As change and communication consultants, we emphasize the need for clear and consistent messaging from leaders about any change, big or small.
Inconsistent messaging from leaders only serves to confuse. Our recent COVID-19 pandemic is a case in point. Things are changing from day to day and we’re getting different messages from county, state, and federal officials. We are allowed to go outside to exercise. Does that mean it’s ok to go to a park or the beach? Do we have to avoid passing others on the sidewalk? What’s the safest way to feed our families? Should we shop at a grocery store and cook at home or order takeout? Who should self-quarantine—those with symptoms or anyone who has traveled lately?
In confusing times—whether in the midst of a pandemic or a change in company policy, strategy, or organization—good communication follows the same principles.
People have to hear the same message at least seven times for it to stick. “Wash your hands for 20 seconds with soap and water” or “Our focus for 2020 is reducing costs.” Either one would have to reach individuals over and over, through different channels, to change behavior.
Assume people don’t like to read. Give them the headlines. Use the same words again and again. Offer supporting information, but make sure the essentials are simple. “Stay at home.” “Wash your hands.” “Wear your hard hat.”
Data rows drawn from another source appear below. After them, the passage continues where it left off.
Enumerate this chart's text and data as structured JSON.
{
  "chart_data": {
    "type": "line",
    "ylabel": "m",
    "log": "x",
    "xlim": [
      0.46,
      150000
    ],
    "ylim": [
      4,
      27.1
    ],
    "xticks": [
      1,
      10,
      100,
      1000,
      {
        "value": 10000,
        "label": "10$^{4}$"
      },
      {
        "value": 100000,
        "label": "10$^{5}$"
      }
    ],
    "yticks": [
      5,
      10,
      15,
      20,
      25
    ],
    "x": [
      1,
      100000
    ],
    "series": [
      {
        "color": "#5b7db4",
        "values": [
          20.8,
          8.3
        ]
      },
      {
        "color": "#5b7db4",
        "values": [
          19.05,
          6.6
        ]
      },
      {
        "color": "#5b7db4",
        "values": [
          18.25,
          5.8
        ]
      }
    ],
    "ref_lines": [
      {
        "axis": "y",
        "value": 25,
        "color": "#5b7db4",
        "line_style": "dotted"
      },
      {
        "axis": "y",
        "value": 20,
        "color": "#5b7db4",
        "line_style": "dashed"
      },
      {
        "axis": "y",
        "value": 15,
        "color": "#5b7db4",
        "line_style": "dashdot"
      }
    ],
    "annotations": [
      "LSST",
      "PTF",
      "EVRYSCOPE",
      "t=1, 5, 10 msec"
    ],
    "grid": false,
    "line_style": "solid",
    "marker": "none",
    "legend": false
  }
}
And, the bigger the audience, the simpler the message should be.
Ideally, our government leaders would agree on a common, standard message—not one for California, one for Texas, one for San Mateo County, one for San Bernardino County, one for Dallas, one for Houston—make sure all leaders answer the same question in the same way.
At Emerson, we recommend identifying four anchor words to ensure consistency of a message. Agree on the Problem you’re trying to solve, the Solution to the problem, the Approach you’ll take to solve the problem, and the Result you want. Land on one word each to describe the Problem, Solution, Approach, and Result. Those four words are your “message frame.” When speaking or writing about the challenge, everyone should use those four words to recall and tell the story. Use whatever facts and examples make sense to your audience, but stick to those four anchor words.
Appealing to more than one of our five senses helps people retain information. For example, as we hear the speaker saying something in plain terms we understand, we should see the same simple message. If you’ve ever viewed any of the TED talks, the best speakers use simple graphics in the background to illustrate their points. Wouldn’t it be more effective if, every time the President was at the podium, a few bullet points or a clear graphic behind him reinforced his message to the people?
In challenging times, when people are anxious or stressed, clear communication is more important than ever. Use these principles and your employees will thank you for it.